ヴィクトリア・トルストイがデビューした時、大きな話題になったのはロシアの文豪トルストイの末裔だということだった。その後は一部の輸入盤ウォッチャーやヴォーカル・ファンから注目を得ている存在に甘んじていたが、そんなトルストイがヤコブ・カールソン・トリオと共に来日公演を行った。会場は横浜の関内小ホール。スウディッシュ・ジャズのコアなファンが集った趣だったが、意外に思ったのは若い女性ファンが少なくなかったことだ。
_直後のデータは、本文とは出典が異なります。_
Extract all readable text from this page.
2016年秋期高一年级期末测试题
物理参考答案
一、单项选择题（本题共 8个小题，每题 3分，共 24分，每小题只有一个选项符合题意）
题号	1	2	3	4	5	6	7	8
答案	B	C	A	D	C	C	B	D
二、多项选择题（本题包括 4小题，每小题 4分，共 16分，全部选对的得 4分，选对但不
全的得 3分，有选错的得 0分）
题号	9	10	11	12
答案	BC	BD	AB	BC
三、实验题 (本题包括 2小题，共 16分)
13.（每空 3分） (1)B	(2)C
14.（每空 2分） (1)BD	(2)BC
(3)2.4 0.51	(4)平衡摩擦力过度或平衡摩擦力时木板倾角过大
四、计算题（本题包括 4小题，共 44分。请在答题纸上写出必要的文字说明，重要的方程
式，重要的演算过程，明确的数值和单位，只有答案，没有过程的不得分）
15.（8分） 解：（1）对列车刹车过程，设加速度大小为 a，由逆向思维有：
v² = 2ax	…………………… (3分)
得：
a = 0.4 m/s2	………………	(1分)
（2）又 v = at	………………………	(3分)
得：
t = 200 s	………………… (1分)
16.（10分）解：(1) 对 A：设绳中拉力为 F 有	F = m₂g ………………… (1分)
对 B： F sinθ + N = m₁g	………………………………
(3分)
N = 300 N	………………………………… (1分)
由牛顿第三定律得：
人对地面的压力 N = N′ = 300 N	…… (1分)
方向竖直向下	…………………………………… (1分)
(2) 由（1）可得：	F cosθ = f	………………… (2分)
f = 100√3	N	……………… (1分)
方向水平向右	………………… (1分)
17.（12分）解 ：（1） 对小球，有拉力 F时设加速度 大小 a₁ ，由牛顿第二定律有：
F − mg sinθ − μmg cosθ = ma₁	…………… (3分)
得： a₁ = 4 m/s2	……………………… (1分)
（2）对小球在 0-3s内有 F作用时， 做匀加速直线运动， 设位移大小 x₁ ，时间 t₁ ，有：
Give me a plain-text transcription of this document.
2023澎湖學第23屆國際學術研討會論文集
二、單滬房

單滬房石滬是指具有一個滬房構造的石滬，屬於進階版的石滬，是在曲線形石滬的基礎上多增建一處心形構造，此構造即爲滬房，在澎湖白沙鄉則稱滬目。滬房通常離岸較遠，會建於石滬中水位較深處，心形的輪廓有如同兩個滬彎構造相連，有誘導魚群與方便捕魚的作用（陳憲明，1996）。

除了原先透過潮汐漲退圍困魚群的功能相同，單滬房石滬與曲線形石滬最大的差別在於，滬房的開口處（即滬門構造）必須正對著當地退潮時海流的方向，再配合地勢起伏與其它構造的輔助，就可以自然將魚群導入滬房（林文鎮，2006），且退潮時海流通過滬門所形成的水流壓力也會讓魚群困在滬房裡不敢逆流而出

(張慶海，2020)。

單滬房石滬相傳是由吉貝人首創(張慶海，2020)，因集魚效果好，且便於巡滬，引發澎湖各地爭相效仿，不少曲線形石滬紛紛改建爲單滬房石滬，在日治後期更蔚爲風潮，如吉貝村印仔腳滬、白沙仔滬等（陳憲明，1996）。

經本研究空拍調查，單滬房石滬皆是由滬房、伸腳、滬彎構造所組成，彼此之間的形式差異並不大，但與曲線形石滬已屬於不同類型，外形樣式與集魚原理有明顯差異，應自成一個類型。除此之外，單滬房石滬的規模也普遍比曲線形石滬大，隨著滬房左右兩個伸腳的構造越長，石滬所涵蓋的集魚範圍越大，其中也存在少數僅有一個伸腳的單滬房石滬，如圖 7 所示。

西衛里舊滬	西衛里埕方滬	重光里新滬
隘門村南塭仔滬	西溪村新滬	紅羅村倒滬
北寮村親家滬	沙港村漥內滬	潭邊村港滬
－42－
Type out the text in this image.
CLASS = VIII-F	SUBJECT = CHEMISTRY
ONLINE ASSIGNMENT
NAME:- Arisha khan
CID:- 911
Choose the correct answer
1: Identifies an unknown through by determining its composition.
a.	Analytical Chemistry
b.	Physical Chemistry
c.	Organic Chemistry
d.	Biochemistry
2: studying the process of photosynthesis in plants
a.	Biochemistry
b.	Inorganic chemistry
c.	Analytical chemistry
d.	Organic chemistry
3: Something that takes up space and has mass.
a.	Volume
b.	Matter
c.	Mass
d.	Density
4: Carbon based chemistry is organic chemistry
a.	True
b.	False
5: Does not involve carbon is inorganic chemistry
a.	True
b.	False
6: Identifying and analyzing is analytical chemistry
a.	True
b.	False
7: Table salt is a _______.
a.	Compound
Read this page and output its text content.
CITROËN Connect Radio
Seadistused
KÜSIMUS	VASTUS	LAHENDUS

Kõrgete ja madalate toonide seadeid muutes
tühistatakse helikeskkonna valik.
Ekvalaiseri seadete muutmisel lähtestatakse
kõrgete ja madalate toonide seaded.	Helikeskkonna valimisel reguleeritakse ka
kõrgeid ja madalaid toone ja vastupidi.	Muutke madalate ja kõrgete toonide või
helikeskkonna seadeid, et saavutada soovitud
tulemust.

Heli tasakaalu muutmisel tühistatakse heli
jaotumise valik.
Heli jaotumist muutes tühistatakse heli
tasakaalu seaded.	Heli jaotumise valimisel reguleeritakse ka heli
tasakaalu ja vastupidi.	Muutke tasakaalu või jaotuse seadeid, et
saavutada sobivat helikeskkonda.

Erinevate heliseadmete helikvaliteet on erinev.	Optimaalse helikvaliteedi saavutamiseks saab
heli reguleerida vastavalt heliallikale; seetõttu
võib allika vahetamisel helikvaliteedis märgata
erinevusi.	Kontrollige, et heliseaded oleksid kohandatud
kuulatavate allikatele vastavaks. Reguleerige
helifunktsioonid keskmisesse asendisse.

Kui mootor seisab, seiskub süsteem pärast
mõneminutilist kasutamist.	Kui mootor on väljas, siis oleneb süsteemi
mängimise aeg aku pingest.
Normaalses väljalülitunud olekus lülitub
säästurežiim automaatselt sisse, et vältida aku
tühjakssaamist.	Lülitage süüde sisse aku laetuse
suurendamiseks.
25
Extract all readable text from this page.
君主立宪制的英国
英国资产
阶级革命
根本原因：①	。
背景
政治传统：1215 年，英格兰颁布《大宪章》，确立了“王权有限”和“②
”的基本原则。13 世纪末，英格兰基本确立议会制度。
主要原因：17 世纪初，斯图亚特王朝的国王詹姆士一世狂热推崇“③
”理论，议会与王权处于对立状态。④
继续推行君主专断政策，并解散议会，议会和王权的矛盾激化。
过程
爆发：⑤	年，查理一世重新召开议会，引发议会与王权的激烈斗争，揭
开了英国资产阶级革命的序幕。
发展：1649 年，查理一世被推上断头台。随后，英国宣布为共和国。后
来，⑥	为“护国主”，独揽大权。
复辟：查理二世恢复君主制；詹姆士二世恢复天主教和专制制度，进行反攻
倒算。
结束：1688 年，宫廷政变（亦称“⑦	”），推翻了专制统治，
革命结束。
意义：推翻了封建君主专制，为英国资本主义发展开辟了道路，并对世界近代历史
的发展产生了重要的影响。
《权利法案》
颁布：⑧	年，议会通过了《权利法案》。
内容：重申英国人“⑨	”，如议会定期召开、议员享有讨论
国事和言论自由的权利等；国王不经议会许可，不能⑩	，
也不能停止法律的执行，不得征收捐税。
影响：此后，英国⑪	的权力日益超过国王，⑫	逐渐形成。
最初にインスト・パートを演じたカールソンは、リーダー作『Big Five』で素晴らしい演奏を聴かせてくれて、ピアノ好きの間で株を高めた。この日も持てる力を存分に発揮。CDで知っていたのと違わぬ演奏で、実力者ぶりをアピールした。「ウィール・ビー・トゥゲザー・アゲイン」「ブレイム・イット・オン・マイ・ユース」等のスタンダードを中心に選曲したトルストイも、あますところなく歌唱力を披露し、観客を魅了。スウェーデン語でのクリスマス・ソングで、遠い北欧情緒を伝えてくれたのも一興だった。先頃来日したマルガリータと並ぶスウェディッシュ・ヴォーカルの実力者であることを再認識してくれた夜となった。

2007年12月26日

今年を締めくくる宴

 今月も例年通りいくつかの忘年会に参加した。毎年定例となっている会がほとんどのところ、久々の復活となったのが「ジャズ忘年会」だ。約10年前にある事情のため休会となっていた。ジャズ関係者が一堂に会する機会は、1月のジャズ・ディスク大賞授賞式くらいのもので、夜に開催される会は長年途絶えている状態だった。大手レコード会社3社が幹事役となり、ところも同じ高田馬場「コットンクラブ」で無事開催の運びとなった。ぼくは1990年から最期の年まで参加し、アリス・コルトレーン、ベルギーの評論家Hugo de Craen氏といった海外からのゲストと同席している。19:30に入店すると、すでに多くの人々が歓談中。さっそくその輪に加わった。いろいろな方々と話をしてわかったのは、今回初めて参加した人が少なくないということ。この10年間でジャズ業界に入った人たちが、この宴に集ったというわけだ。ステージでは演奏がスタート。関係者のアマチュア・バンド、さらに川口雷二、岸ミツアキ、藤原清登らプロも加わって、ゴキゲンな4ビート・ジャズが演奏された。深夜0:00を過ぎても宴は続いたのであった。